Breaking the barrier: Ideas for increasing participation in voluntary livestock stream exclusion
Livestock exclusion from streams? Is it time for the big R—regulation? Livestock, especially cattle, are the number one polluter of streams in the Shenandoah Valley of Virginia. They destroy the aquatic ecosystem by dislodging soil, trampling the streambed, and polluting the water with their manure and urine.
We’ve put hundreds of millions of dollars and over 20 years of promotion into voluntary livestock exclusion practices, and yet only 20 percent of the farms in the Shenandoah Valley that need to fence their livestock from streams have done so.
Many believe it’s time to regulate the practice. Maybe so, but I believe there are a couple of ways to break the barrier of low participation with voluntary Best Management Practice (BMP) implementation before we impose regulations. The land-use tax system and carbon credits can help us reach higher participation for perhaps the most important and effective BMPs for cleaner streams—livestock exclusion and riparian buffers.
Farmland with livestock exclusion can produce food and clean water
Farmland is the most economical land-use to treat with BMPs. Cropland and pastures are capable of producing clean water. We need farmland for wildlife habitat, and it can capture and store atmospheric carbon. These are called ecosystem services. Society as a whole benefits when farmland performs these functions.

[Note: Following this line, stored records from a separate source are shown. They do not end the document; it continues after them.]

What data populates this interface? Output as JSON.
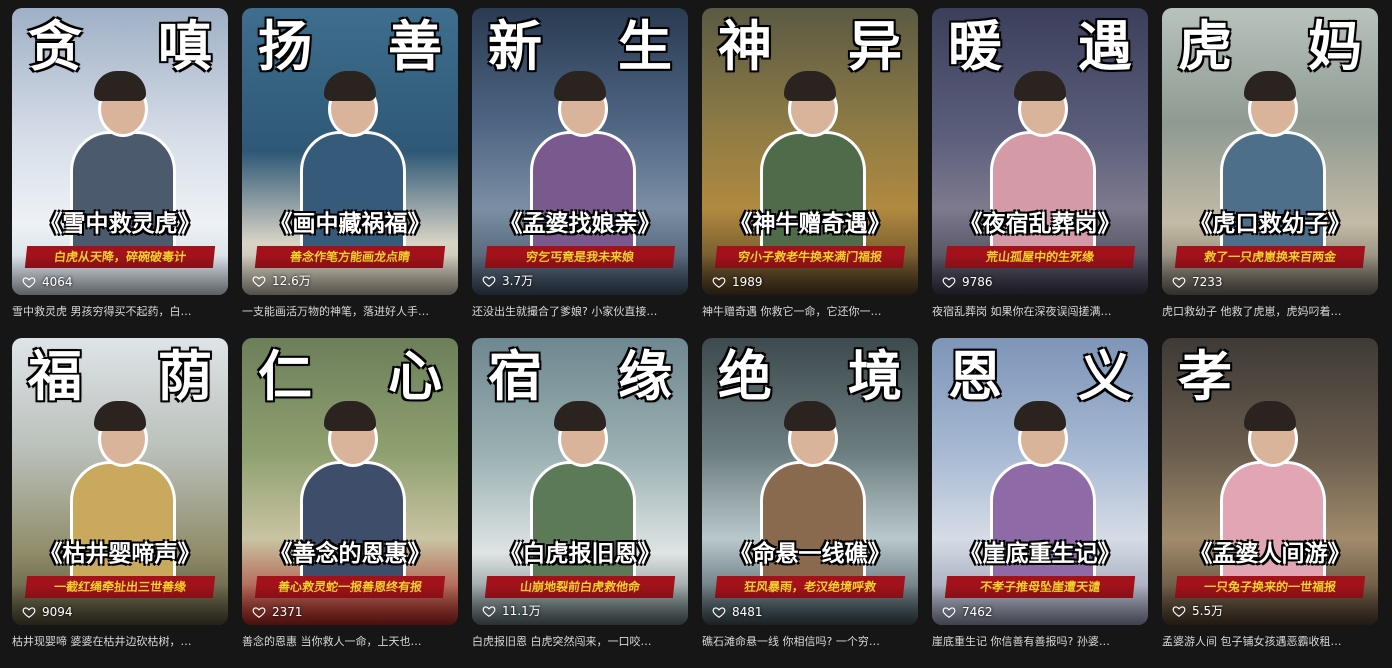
{
  "cards": [
    {
      "big_left": "贪",
      "big_right": "嗔",
      "title": "《雪中救灵虎》",
      "subtitle": "白虎从天降，碎碗破毒计",
      "likes": "4064",
      "desc": "雪中救灵虎 男孩穷得买不起药，白…",
      "bg": "linear-gradient(180deg,#9fb0c6 0%,#d6dde7 45%,#eef2f6 75%,#c9d2dc 100%)",
      "cloth": "#4c5a6e"
    },
    {
      "big_left": "扬",
      "big_right": "善",
      "title": "《画中藏祸福》",
      "subtitle": "善念作笔方能画龙点睛",
      "likes": "12.6万",
      "desc": "一支能画活万物的神笔，落进好人手…",
      "bg": "linear-gradient(180deg,#3f6e8e 0%,#2e5876 50%,#d9d4c6 82%,#b9b2a2 100%)",
      "cloth": "#365a7a"
    },
    {
      "big_left": "新",
      "big_right": "生",
      "title": "《孟婆找娘亲》",
      "subtitle": "穷乞丐竟是我未来娘",
      "likes": "3.7万",
      "desc": "还没出生就撮合了爹娘? 小家伙直接…",
      "bg": "linear-gradient(180deg,#2a3b52 0%,#4e6583 40%,#7b8ea3 70%,#3e4d60 100%)",
      "cloth": "#7a5a8e"
    },
    {
      "big_left": "神",
      "big_right": "异",
      "title": "《神牛赠奇遇》",
      "subtitle": "穷小子救老牛换来满门福报",
      "likes": "1989",
      "desc": "神牛赠奇遇 你救它一命，它还你一…",
      "bg": "linear-gradient(180deg,#5b5a44 0%,#8c7a45 40%,#b08a40 70%,#4d3a22 100%)",
      "cloth": "#4f6b4a"
    },
    {
      "big_left": "暖",
      "big_right": "遇",
      "title": "《夜宿乱葬岗》",
      "subtitle": "荒山孤屋中的生死缘",
      "likes": "9786",
      "desc": "夜宿乱葬岗 如果你在深夜误闯搓满…",
      "bg": "linear-gradient(180deg,#3c3f5a 0%,#5c5f7c 45%,#7e7a8e 70%,#3a3848 100%)",
      "cloth": "#d49aa8"
    },
    {
      "big_left": "虎",
      "big_right": "妈",
      "title": "《虎口救幼子》",
      "subtitle": "救了一只虎崽换来百两金",
      "likes": "7233",
      "desc": "虎口救幼子 他救了虎崽，虎妈叼着…",
      "bg": "linear-gradient(180deg,#b7c3bc 0%,#8e9a92 40%,#c4bba6 75%,#6c675c 100%)",
      "cloth": "#4e6f8a"
    },
    {
      "big_left": "福",
      "big_right": "荫",
      "title": "《枯井婴啼声》",
      "subtitle": "一截红绳牵扯出三世善缘",
      "likes": "9094",
      "desc": "枯井现婴啼 婆婆在枯井边砍枯树，…",
      "bg": "linear-gradient(180deg,#dfe4e8 0%,#b9bfb8 40%,#8f8c6a 75%,#4e4a35 100%)",
      "cloth": "#c9a95e"
    },
    {
      "big_left": "仁",
      "big_right": "心",
      "title": "《善念的恩惠》",
      "subtitle": "善心救灵蛇一报善恩终有报",
      "likes": "2371",
      "desc": "善念的恩惠 当你救人一命，上天也…",
      "bg": "linear-gradient(180deg,#6c7f5a 0%,#8fa070 40%,#c9c4a2 70%,#a3231f 100%)",
      "cloth": "#3e4e6a"
    },
    {
      "big_left": "宿",
      "big_right": "缘",
      "title": "《白虎报旧恩》",
      "subtitle": "山崩地裂前白虎救他命",
      "likes": "11.1万",
      "desc": "白虎报旧恩 白虎突然闯来，一口咬…",
      "bg": "linear-gradient(180deg,#6f8790 0%,#9ab0b2 40%,#dfe4e4 75%,#5a6b6c 100%)",
      "cloth": "#5d7a58"
    },
    {
      "big_left": "绝",
      "big_right": "境",
      "title": "《命悬一线礁》",
      "subtitle": "狂风暴雨，老汉绝境呼救",
      "likes": "8481",
      "desc": "礁石滩命悬一线 你相信吗? 一个穷…",
      "bg": "linear-gradient(180deg,#3d4a4e 0%,#6d7e80 40%,#b9c8cc 70%,#3a4a52 100%)",
      "cloth": "#8a6a4e"
    },
    {
      "big_left": "恩",
      "big_right": "义",
      "title": "《崖底重生记》",
      "subtitle": "不孝子推母坠崖遭天谴",
      "likes": "7462",
      "desc": "崖底重生记 你信善有善报吗? 孙婆…",
      "bg": "linear-gradient(180deg,#7e95b8 0%,#a7b9d3 40%,#d6dce6 70%,#8c8fa6 100%)",
      "cloth": "#8e6aa6"
    },
    {
      "big_left": "孝",
      "big_right": "",
      "title": "《孟婆人间游》",
      "subtitle": "一只兔子换来的一世福报",
      "likes": "5.5万",
      "desc": "孟婆游人间 包子铺女孩遇恶霸收租…",
      "bg": "linear-gradient(180deg,#3e3a36 0%,#6a5d4e 40%,#a18b6c 70%,#4a3a2c 100%)",
      "cloth": "#e2a5b4"
    }
  ]
}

If pasture or cropland or forest land is not polluting nearby streams and has balanced nutrients and buffers on all perennial streams, what more could we ask? In theory, these lands would be producing clean water and providing wildlife habitat. So why do we tax these land uses? Well-managed farmland should be given a tax credit, and poorly managed farmland should be taxed at a higher rate because society has to clean up the polluted water leaving these farms.
Implement an RMP and get a tax credit
Virginia’s Resource Management Plan (RMP) program could be used to identify those lands that are providing ecosystem services. We could have a tax system with two tiers: one tier for farmers who follow an RMP, giving them tax credits, and another for farmers who do not. The revenue brought in by the latter would offset the credits in the former. For starters, we could make this optional for localities.
Carbon credits for soil organic matter
Another way to break the voluntary BMP barrier is to create a carbon credit program for farmland that is sequestering atmospheric carbon and storing it in the soil.
Plants sequester carbon all the time; it’s their thing—photosynthesis. When farmers reduce tillage, leaving crop residues on the land or apply manure, they are actually putting carbon back into the soil.
The national soil health initiative asks farmers to do just that: reduce tillage, leaving crop residues on the land, and apply manure. This increases soil organic matter, which is carbon.
And we don’t need a complicated bureaucratic system to do it. Simply use a soil test to determine the current amount of soil carbon or soil organic matter (SOM). Then let farmers figure out how to increase it. Believe me, they will figure it out.
Use a soil test in subsequent years, and if the soil carbon is higher, give the farmers a payment or tax credit. We will have less carbon in the atmosphere and healthier soil.
Tax credits for well-managed farmland, higher taxes for polluting farms, and a BMP for storing carbon will greatly increase participation in livestock exclusion from streams and riparian buffers. Let’s try these before we attempt to regulate these important BMPs.